Perdre la maitrise de notre patrimoine, c’est perdre une partie de ce qui fonde notre identité.
En ces temps difficiles pour la culture nous republions cet article de mai 2014, comme une alerte de fond face à d’éventuelles tentation d’abandon de notre culture
« Et si on allait visiter le Théâtre Cheikh Khalifa Bin Zayed al-Nahyan ce week-end ? » Cette phrase, vous pouvez l’entendre, non pas dans un pays de la péninsule arabique mais… en France. Plus précisément à Fontainebleau, charmante ville de Seine et Marnes riche de huit siècles d’histoire, qui accueillit plus de 34 souverains français de Louis VI à Napoléon III, en passant par François Ier ou Napoléon.
Une fois n’est pas coutume, ce n’est pas le fameux château en lui-même qui fait l’objet de toutes les attentions, mais son théâtre du second empire, jusque-là prénommé Théâtre Impérial, construit dans l’aile de Louis XV, par l’architecte Hector Lefuel. Inauguré par Napoléon III en 1857, il ne fut utilisé que sporadiquement pendant une dizaine d’années, avant de tomber dans l’oubli. Oubli qui va bientôt cesser grâce à l’émirat d’Abou Dhabi qui a alloué une enveloppe de 10 millions d’euros pour sa restauration. Cette décision fut prise en 2007 par un accord entre l’émirat et le gouvernement français, dans la lignée de celui conclu pour la création du Louvres d’Abou Dabi. C’est dans le cadre de cet accord qu’il fut décidé qu’en contrepartie le théâtre serait débaptisé au profit de son mécène.
La restauration d’un monument coûte très cher, et le budget alloué au patrimoine est en diminution continue (près de 10% entre 2012 et 2013). Avec un désengagement croissant de l’état dans la restauration de l’immense patrimoine culturel de la France, les mécènes deviennent des acteurs clef. Mais l’accord de mécénat concernant le théâtre impérial amène à s’interroger sur la gestion de notre patrimoine culturel.
Que la France ait à recourir à l’aide financière de pays étrangers pour la restauration de fleurons de son patrimoine est préoccupant. Mais qu’elle en vienne à accepter d’en rebaptiser certains du nom de leurs mécènes, sans aucune cohérence culturelle, l’est encore plus.

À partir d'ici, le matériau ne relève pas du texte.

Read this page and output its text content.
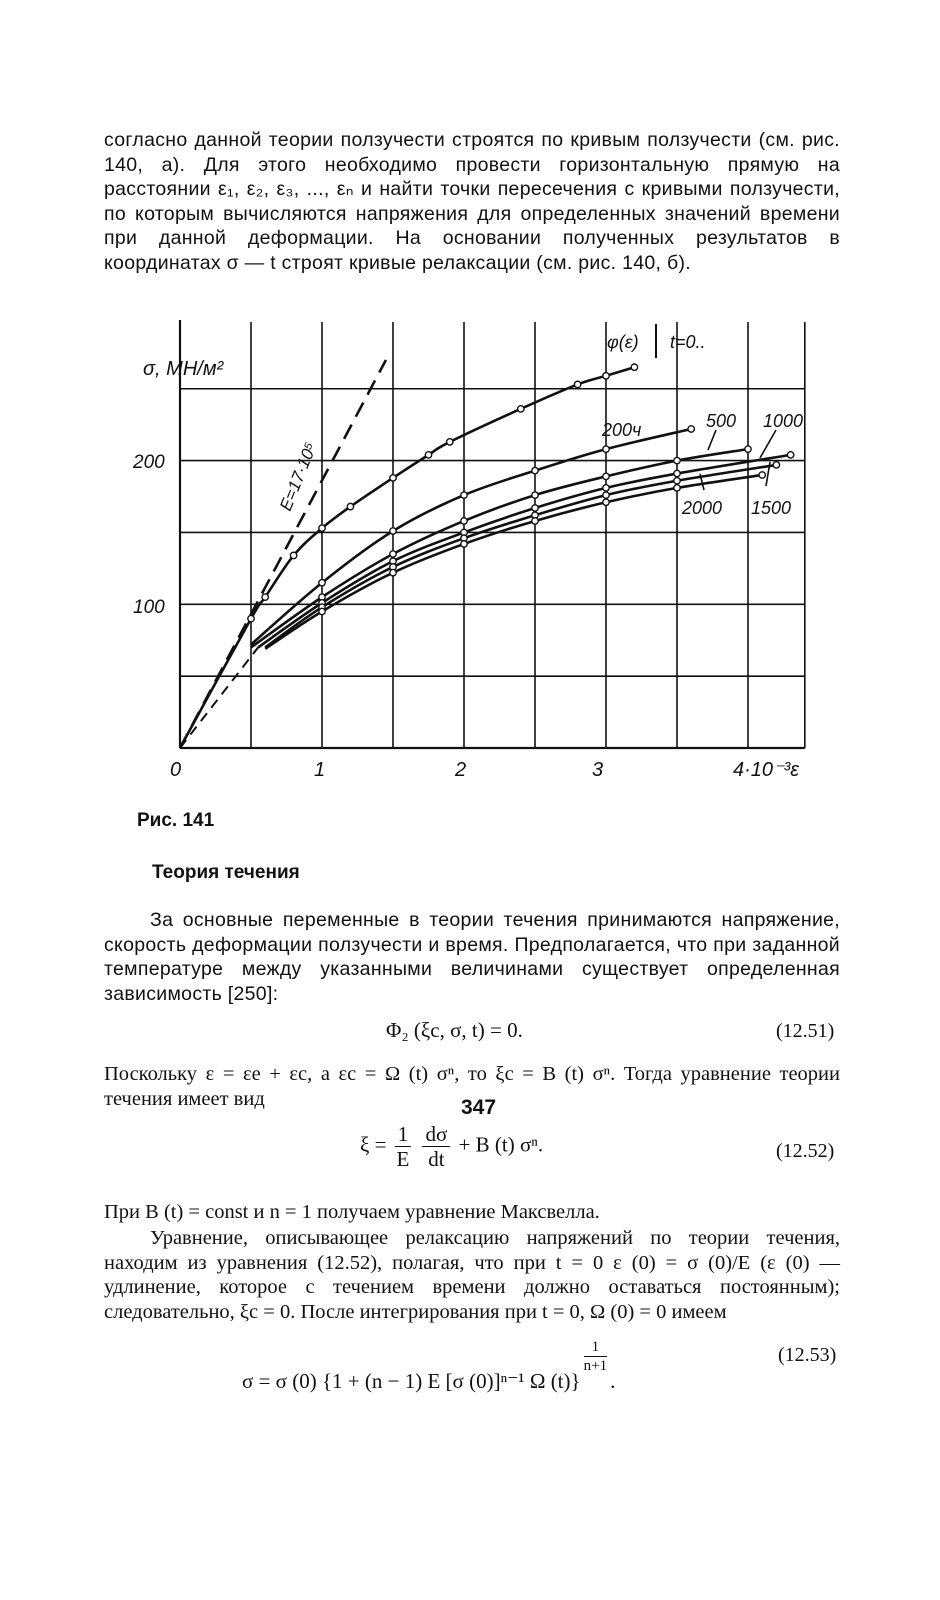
согласно данной теории ползучести строятся по кривым ползучести (см. рис. 140, а). Для этого необходимо провести горизонтальную прямую на расстоянии ε₁, ε₂, ε₃, ..., εₙ и найти точки пересечения с кривыми ползучести, по которым вычисляются напряжения для определенных значений времени при данной деформации. На основании полученных результатов в координатах σ — t строят кривые релаксации (см. рис. 140, б).
σ, МН/м²
200
100
0	1	2	3	4·10⁻³ε
E=17·10⁵
φ(ε) t=0..
200ч	500 1000
2000 1500
Рис. 141
Теория течения
За основные переменные в теории течения принимаются напряжение, скорость деформации ползучести и время. Предполагается, что при заданной температуре между указанными величинами существует определенная зависимость [250]:
Φ₂ (ξc, σ, t) = 0.	(12.51)
Поскольку ε = εе + εc, а εc = Ω (t) σⁿ, то ξc = B (t) σⁿ. Тогда уравнение теории течения имеет вид
$\xi = \frac{1}{E}$
$\frac{d\sigma}{dt} + B$ (t) σⁿ.	(12.52)
При B (t) = const и n = 1 получаем уравнение Максвелла.
Уравнение, описывающее релаксацию напряжений по теории течения, находим из уравнения (12.52), полагая, что при t = 0 ε (0) = σ (0)/E (ε (0) — удлинение, которое с течением времени должно оставаться постоянным); следовательно, ξc = 0. После интегрирования при t = 0, Ω (0) = 0 имеем
σ = σ (0) {1 + (n − 1) E [σ (0)]ⁿ⁻¹ Ω (t)}
$\frac{1}{n+1}$
.
(12.53)
347
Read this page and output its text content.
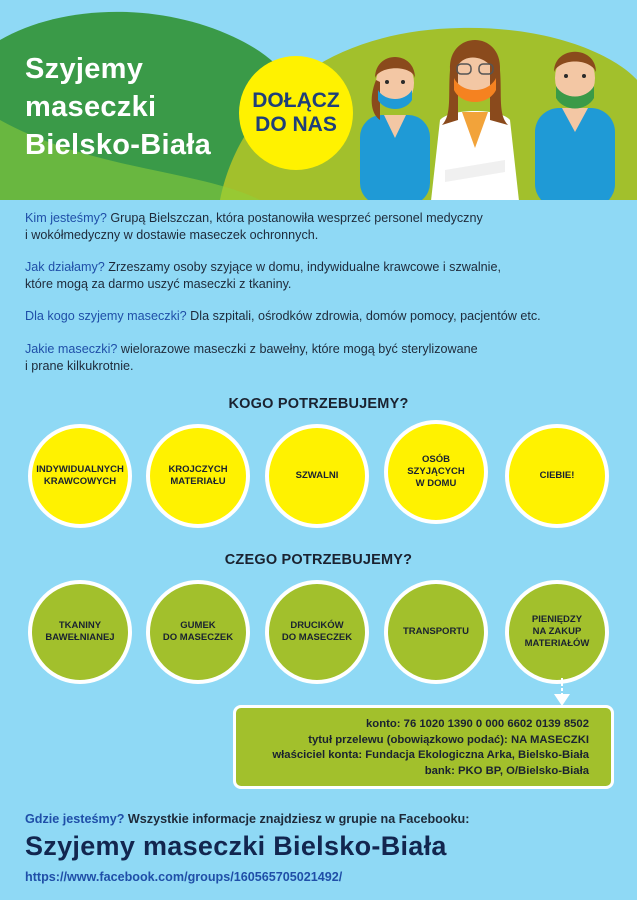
Szyjemy
maseczki
Bielsko-Biała
DOŁĄCZ
DO NAS
Kim jesteśmy? Grupą Bielszczan, która postanowiła wesprzeć personel medyczny
i wokółmedyczny w dostawie maseczek ochronnych.
Jak działamy? Zrzeszamy osoby szyjące w domu, indywidualne krawcowe i szwalnie,
które mogą za darmo uszyć maseczki z tkaniny.
Dla kogo szyjemy maseczki? Dla szpitali, ośrodków zdrowia, domów pomocy, pacjentów etc.
Jakie maseczki? wielorazowe maseczki z bawełny, które mogą być sterylizowane
i prane kilkukrotnie.
KOGO POTRZEBUJEMY?
INDYWIDUALNYCH
KRAWCOWYCH
KROJCZYCH
MATERIAŁU
SZWALNI
OSÓB
SZYJĄCYCH
W DOMU
CIEBIE!
CZEGO POTRZEBUJEMY?
TKANINY
BAWEŁNIANEJ
GUMEK
DO MASECZEK
DRUCIKÓW
DO MASECZEK
TRANSPORTU
PIENIĘDZY
NA ZAKUP
MATERIAŁÓW
konto: 76 1020 1390 0 000 6602 0139 8502
tytuł przelewu (obowiązkowo podać): NA MASECZKI
właściciel konta: Fundacja Ekologiczna Arka, Bielsko-Biała
bank: PKO BP, O/Bielsko-Biała
Gdzie jesteśmy? Wszystkie informacje znajdziesz w grupie na Facebooku:
Szyjemy maseczki Bielsko-Biała
https://www.facebook.com/groups/160565705021492/
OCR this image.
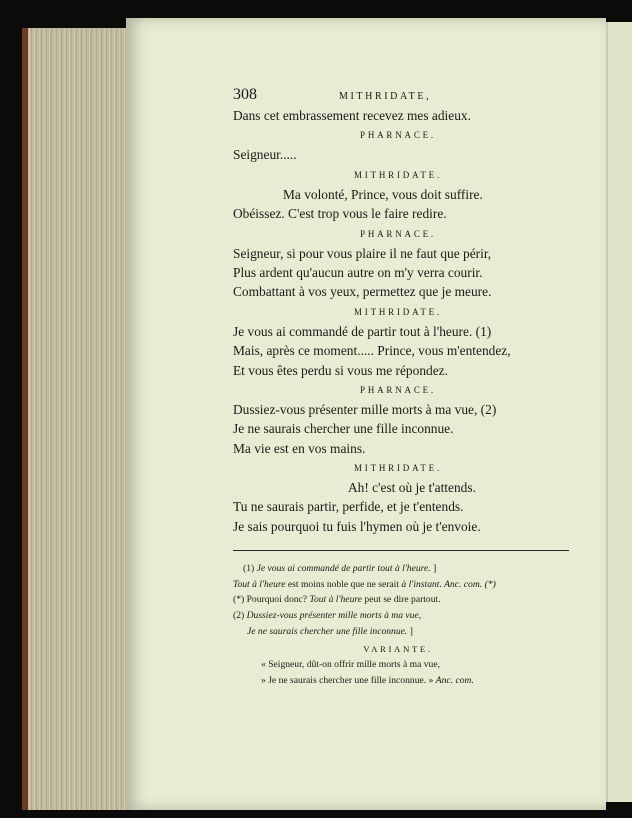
308	MITHRIDATE,
Dans cet embrassement recevez mes adieux.
PHARNACE.
Seigneur.....
MITHRIDATE.
Ma volonté, Prince, vous doit suffire.
Obéissez. C'est trop vous le faire redire.
PHARNACE.
Seigneur, si pour vous plaire il ne faut que périr,
Plus ardent qu'aucun autre on m'y verra courir.
Combattant à vos yeux, permettez que je meure.
MITHRIDATE.
Je vous ai commandé de partir tout à l'heure. (1)
Mais, après ce moment..... Prince, vous m'entendez,
Et vous êtes perdu si vous me répondez.
PHARNACE.
Dussiez-vous présenter mille morts à ma vue, (2)
Je ne saurais chercher une fille inconnue.
Ma vie est en vos mains.
MITHRIDATE.
Ah! c'est où je t'attends.
Tu ne saurais partir, perfide, et je t'entends.
Je sais pourquoi tu fuis l'hymen où je t'envoie.
(1) Je vous ai commandé de partir tout à l'heure. ]
Tout à l'heure est moins noble que ne serait à l'instant. Anc. com. (*)
(*) Pourquoi donc? Tout à l'heure peut se dire partout.
(2) Dussiez-vous présenter mille morts à ma vue,
Je ne saurais chercher une fille inconnue. ]
VARIANTE.
« Seigneur, dût-on offrir mille morts à ma vue,
» Je ne saurais chercher une fille inconnue. » Anc. com.
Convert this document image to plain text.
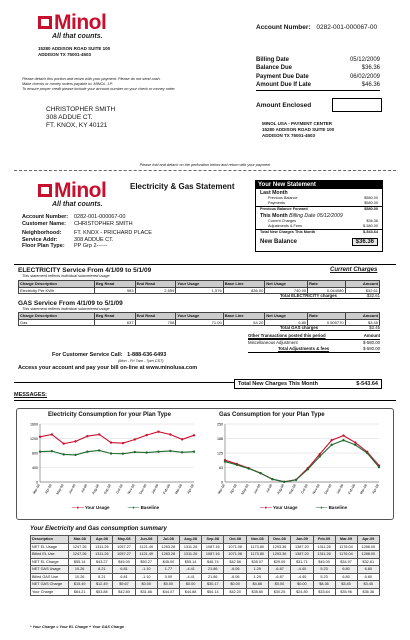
Minol
All that counts.
15280 ADDISON ROAD SUITE 100
ADDISON TX 75001-4503
Please detach this portion and return with your payment. Please do not send cash.
Make checks or money orders payable to: MINOL, LP.
To ensure proper credit please include your account number on your check or money order.
CHRISTOPHER SMITH
308 ADDUE CT.
FT. KNOX, KY 40121
Account Number: 0282-001-000067-00
Billing Date	05/12/2009
Balance Due	$36.36
Payment Due Date	06/02/2009
Amount Due If Late	$46.36
Amount Enclosed
MINOL USA - PAYMENT CENTER
15280 ADDISON ROAD SUITE 100
ADDISON TX 75001-4503
Please fold and detach on the perforation below and return with your payment
Minol
All that counts.
Electricity & Gas Statement
Account Number: 0282-001-000067-00
Customer Name: CHRISTOPHER SMITH
Neighborhood: FT. KNOX - PRICHARD PLACE
Service Addr:	308 ADDUE CT.
Floor Plan Type: PP Grp 2------
Your New Statement
Last Month
Previous Balance	$580.00
Payments	$580.00
Previous Balance Forward	$580.00
This Month Billing Date 05/12/2009
Current Charges	$36.36
Adjustments & Fees	$-580.00
Total New Charges This Month	$-543.64
New Balance	$36.36
ELECTRICITY Service From 4/1/09 to 5/1/09	Current Charges
This statement reflects individual submetered usage
Charge Description	Beg Read	End Read	Your Usage	Base Line	Net Usage	Rate	Amount
Electricity Per KWh	983	2,559	1,576	836.00	740.00	0.044080	$32.61
Total ELECTRICITY charges	$32.61
GAS Service From 4/1/09 to 5/1/09
This statement reflects individual submetered usage
Charge Description	Beg Read	End Read	Your Usage	Base Line	Net Usage	Rate	Amount
Gas	637	708	71.00	64.20	6.80	0.505770	$3.45
Total GAS charges	$3.45
Other Transactions posted this period	Amount
Miscellaneous Adjustment	$-580.00
Total Adjustments & fees	$-580.00
For Customer Service Call: 1-888-636-6493
(Mon - Fri 7am - 7pm CST)
Access your account and pay your bill on-line at www.minolusa.com
Total New Charges This Month	$-543.64
MESSAGES:
Electricity Consumption for your Plan Type	Gas Consumption for your Plan Type
0
400
800
1200
1600
Mar-08 Apr-08 May-08 Jun-08 Jul-08 Aug-08 Sep-08 Oct-08 Nov-08 Dec-08 Jan-09 Feb-09 Mar-09 Apr-09
0
63
125
188
250
Mar-08 Apr-08 May-08 Jun-08 Jul-08 Aug-08 Sep-08 Oct-08 Nov-08 Dec-08 Jan-09 Feb-09 Mar-09 Apr-09
—●— Your Usage	—●— Baseline	—●— Your Usage	—●— Baseline
Your Electricity and Gas consumption summary
Description	Mar-08	Apr-08	May-08	Jun-08	Jul-08	Aug-08	Sep-08	Oct-08	Nov-08	Dec-08	Jan-09	Feb-09	Mar-09	Apr-09
NET EL Usage	1247.26	1311.26	1057.27	1121.49	1263.28	1311.26	1087.16	1071.08	1173.80	1293.36	1387.20	1311.26	1176.04	1288.00
Billed EL Use	1247.26	1311.26	1057.27	1121.49	1263.28	1311.26	1087.16	1071.08	1173.80	1293.36	1387.20	1311.26	1176.04	1288.00
NET EL Charge	$55.14	$43.27	$45.00	$50.27	$45.00	$55.14	$46.74	$42.56	$35.07	$29.05	$31.71	$45.00	$34.97	$32.61
NET GAS Usage	10.26	8.21	6.81	-1.10	1.77	-4.41	21.86	-6.06	1.29	-6.87	-4.40	5.23	6.80	6.80
Billed GAS Use	10.26	8.21	6.81	-1.10	0.00	-4.41	21.86	-6.06	1.29	-6.87	-4.40	5.23	6.80	6.80
NET GAS Charge	$15.49	$12.49	$9.67	$0.00	$0.00	$0.00	$30.17	$0.00	$4.86	$0.00	$0.00	$8.36	$3.45	$3.45
Your Charge	$64.21	$53.88	$42.80	$31.66	$44.07	$44.88	$54.14	$42.20	$35.80	$30.25	$24.80	$33.64	$35.96	$36.36
* Your Charge = Your EL Charge + Your GAS Charge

L’accord de mécénat concernant le théâtre impérial amène à s’interroger sur la gestion de notre patrimoine culturel.
Ainsi, le château de Fontainebleau, classé monument historique et inscrit au patrimoine mondial de l’UNESCO, représentatif d’un art de vivre français aura, entre ses appartements royaux, sa galerie François Ier et sa chapelle Saint-Saturnin, un théâtre au nom d’un cheikh qui n’a pourtant aucun lien avec son histoire.
Notre ministre de la culture, si prompte à critiquer en 2012 la société Wendel, dynastie industrielle lorraine, qui avait obtenu le droit de donner son nom au nouvel auditorium du Centre Pompidou Metz en contrepartie de son mécénat, n’a, cette fois-ci, rien trouvé à redire concernant le théâtre Impérial. Une contrepartie jugée indigne pour un mécène français concernant un nouveau musée mais acceptable pour un mécène étranger au sujet d’un monument historique, donc.
Manque de cohérences culturelle et politique, désengagement, recours de plus en plus fréquent à des mécènes étrangers… Il est nécessaire de repenser la gestion de nos monuments, car perdre la maitrise de notre patrimoine, c’est perdre une partie de ce qui fonde notre identité.